Brandon LeBlanc, Senior Program Manager of the Windows Insider Program Team, responded to the Tweet, pointing out that Microsoft is only experimenting with certain versions of this feature with Windows Insiders. He also noted that users had already been informed of this in a post last month.

However, that notification consists of a bullet point under the Changes and Improvements section that reads: “We are trying out a small Start Menu tweak where some insiders will see a badge on their user profile notifying them that certain actions need to be taken. Even by Microsoft’s standards for verbal chicanery, it’s hard to imagine anyone thinking that phrase translates to ad implementation. The fact that the feature uses the same orange indicator as Windows system alerts also annoys users.

To be fair to LeBlanc, he admitted that Microsoft could have communicated the change better, possibly including a screenshot.
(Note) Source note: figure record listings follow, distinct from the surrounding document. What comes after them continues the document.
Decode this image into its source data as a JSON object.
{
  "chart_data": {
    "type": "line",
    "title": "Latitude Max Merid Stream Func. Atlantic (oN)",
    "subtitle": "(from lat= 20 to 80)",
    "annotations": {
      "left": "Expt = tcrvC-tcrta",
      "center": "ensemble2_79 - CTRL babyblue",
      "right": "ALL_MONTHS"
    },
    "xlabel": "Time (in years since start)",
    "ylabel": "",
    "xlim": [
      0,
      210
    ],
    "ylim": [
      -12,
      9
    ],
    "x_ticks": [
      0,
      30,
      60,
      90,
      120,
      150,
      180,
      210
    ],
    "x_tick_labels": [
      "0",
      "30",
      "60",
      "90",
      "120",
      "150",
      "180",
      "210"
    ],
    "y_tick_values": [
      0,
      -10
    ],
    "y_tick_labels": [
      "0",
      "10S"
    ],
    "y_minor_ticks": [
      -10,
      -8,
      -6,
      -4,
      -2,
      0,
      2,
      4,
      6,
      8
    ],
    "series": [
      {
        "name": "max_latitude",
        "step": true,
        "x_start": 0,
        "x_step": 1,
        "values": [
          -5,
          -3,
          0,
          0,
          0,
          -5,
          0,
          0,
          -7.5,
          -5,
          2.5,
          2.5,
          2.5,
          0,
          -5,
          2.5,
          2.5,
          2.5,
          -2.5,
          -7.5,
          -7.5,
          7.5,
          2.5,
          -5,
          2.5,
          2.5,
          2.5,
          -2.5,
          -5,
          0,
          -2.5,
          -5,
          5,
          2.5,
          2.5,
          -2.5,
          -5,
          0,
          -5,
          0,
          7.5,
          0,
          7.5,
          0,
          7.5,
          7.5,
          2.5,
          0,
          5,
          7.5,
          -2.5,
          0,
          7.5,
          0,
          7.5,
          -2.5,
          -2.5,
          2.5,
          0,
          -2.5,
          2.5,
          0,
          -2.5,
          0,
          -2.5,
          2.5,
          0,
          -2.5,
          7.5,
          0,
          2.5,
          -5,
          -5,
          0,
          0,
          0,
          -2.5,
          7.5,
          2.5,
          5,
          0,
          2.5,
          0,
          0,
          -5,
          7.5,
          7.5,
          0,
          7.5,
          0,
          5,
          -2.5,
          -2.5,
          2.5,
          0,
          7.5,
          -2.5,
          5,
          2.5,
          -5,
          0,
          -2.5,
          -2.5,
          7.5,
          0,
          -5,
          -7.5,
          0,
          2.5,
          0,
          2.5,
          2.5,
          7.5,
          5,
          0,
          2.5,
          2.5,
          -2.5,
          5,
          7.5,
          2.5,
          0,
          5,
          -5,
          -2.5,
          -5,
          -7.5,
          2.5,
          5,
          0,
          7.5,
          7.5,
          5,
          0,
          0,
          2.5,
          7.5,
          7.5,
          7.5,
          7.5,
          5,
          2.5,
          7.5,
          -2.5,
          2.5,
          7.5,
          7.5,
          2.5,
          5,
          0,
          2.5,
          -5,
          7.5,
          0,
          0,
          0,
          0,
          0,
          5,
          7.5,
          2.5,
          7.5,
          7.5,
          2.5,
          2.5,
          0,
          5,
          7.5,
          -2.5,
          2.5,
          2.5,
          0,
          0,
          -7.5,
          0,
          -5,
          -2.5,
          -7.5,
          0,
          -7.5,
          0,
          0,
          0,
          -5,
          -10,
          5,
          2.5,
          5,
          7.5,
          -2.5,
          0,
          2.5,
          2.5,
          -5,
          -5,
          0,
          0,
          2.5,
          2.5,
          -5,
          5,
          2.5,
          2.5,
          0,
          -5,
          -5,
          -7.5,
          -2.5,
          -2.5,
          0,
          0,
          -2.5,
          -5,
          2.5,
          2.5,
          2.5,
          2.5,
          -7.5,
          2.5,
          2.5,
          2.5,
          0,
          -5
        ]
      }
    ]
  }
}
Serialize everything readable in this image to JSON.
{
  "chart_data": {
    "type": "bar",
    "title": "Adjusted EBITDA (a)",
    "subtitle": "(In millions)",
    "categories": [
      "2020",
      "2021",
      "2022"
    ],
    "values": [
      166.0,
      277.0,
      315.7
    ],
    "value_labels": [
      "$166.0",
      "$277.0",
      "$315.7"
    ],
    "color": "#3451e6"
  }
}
But that’s unlikely to appease people at this point, especially if this test makes its way into production builds.

Ads in Windows aren’t something new, of course. Windows 10’s Start menu contains them, though they can be removed, and Microsoft has previously run full-size ads for Edge. You may also remember that Microsoft tested ads for its services in a preview version of Windows 11 earlier this year. This caused a lot of outrage, but LeBlanc said it was an experimental banner not intended for external posting.